ANAHEIM -- It's usually forwards Ryan Getzlaf and Corey Perry who are surrounded by huge postgame media scrums, but the scene was quite different in the Anaheim Ducks' dressing room after a 4-1 win against the Chicago Blackhawks in Game 1 of the Western Conference Final at Honda Center on Sunday.

In one corner, there was forward Kyle Palmieri, who hadn't scored in more than six weeks. Across from him was forward Nate Thompson, who missed the first round because of an injury. In between them was Andrew Cogliano, the iron-man forward with a tenacious forecheck.

They comprise Anaheim's third line, which combined for two goals and two assists Sunday.
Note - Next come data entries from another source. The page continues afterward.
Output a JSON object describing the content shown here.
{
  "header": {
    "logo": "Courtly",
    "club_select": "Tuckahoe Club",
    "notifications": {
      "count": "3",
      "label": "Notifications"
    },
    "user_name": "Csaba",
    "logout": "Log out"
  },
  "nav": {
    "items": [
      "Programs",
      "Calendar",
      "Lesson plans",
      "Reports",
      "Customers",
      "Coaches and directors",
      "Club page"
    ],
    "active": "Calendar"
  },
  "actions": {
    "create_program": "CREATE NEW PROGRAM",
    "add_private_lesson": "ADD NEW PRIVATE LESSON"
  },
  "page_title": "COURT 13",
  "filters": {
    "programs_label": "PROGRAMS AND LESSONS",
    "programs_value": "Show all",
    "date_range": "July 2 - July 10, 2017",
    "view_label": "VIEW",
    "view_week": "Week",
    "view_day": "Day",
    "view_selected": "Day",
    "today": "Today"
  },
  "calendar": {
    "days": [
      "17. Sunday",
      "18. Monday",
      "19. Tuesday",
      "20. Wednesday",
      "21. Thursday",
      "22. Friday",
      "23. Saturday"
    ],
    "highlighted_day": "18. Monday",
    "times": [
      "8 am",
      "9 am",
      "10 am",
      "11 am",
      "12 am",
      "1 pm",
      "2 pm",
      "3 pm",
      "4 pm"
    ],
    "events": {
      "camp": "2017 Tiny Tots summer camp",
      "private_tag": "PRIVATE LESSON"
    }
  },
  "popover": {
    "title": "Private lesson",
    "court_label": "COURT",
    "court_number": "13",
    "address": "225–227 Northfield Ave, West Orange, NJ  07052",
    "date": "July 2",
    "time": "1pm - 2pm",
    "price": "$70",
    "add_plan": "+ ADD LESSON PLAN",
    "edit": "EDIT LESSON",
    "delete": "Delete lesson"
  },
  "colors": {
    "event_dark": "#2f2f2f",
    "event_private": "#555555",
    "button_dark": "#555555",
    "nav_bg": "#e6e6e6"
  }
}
It was a rare occurrence in the Stanley Cup Playoffs when Anaheim won without major contributions from Getzlaf or Perry, who appeared on the score sheet in the form of Getzlaf's empty-net assist at 18:42 of the third period.

"This is a time where everyone's got to play big in a way, and everyone's got to do their job," Cogliano said. "We can't rely on the big guys to score every goal. I think we were looking to create some depth scoring, and you get two goals from (Palmieri) and (Thompson), and that's the difference."

Getzlaf and Perry each matched Ducks records with four-point games in Game 1 of the first and second rounds, but Anaheim veered from script. Palmieri's game-winning goal was his first goal since March 28 after he put in Cogliano's rebound at 4:17 of the second period.

"It felt good," Palmieri said. "Looking back at the first two rounds, I was maybe thinking and playing a little too safe … it's good to play safe and you obviously have to make the simple plays, but it was kind of me slowing myself down a little bit and tonight with the pace of the game, it was nice to get that one and, for our line especially we had a good game but we've got to continue to do that."

Thompson finished a rush when he tapped in Cogliano's rebound at 12:05 of the third for a 3-1 lead. His two points were a career high in the playoffs.

"It was a big game for us," Thompson said. "I thought we were good getting in on the forecheck, creating turnovers in the neutral zone, just doing a lot of good little things and whenever you're doing good little things, usually you create offense."

Thompson missed the first round because of an upper-body injury sustained during the regular-season finale. The Ducks filled in with Tomas Fleischmann and Chris Wagner.

"It was tough to watch," Thompson said. "I'm not a good watcher. I was pacing every game. I didn't sit down, I think, the whole first round, but I was itching to get back."

The Thompson line gives Chicago something else to worry about for Game 2 on Tuesday (9 p.m. ET; NBCSN, CBC, TVA Sports). Cogliano was asked if the lesser-known names should be hyped up more.

"Yeah, start talking about (Palmieri) and (Thompson) and (Jakob Silfverberg)," he said. "But they've upped their games this year and we need that to continue. (The Blackhawks) have four lines that play, and three really skilled lines that can score at any time, so it needs to be guys like myself and guys in the lower end of the lineup that need to play like we can."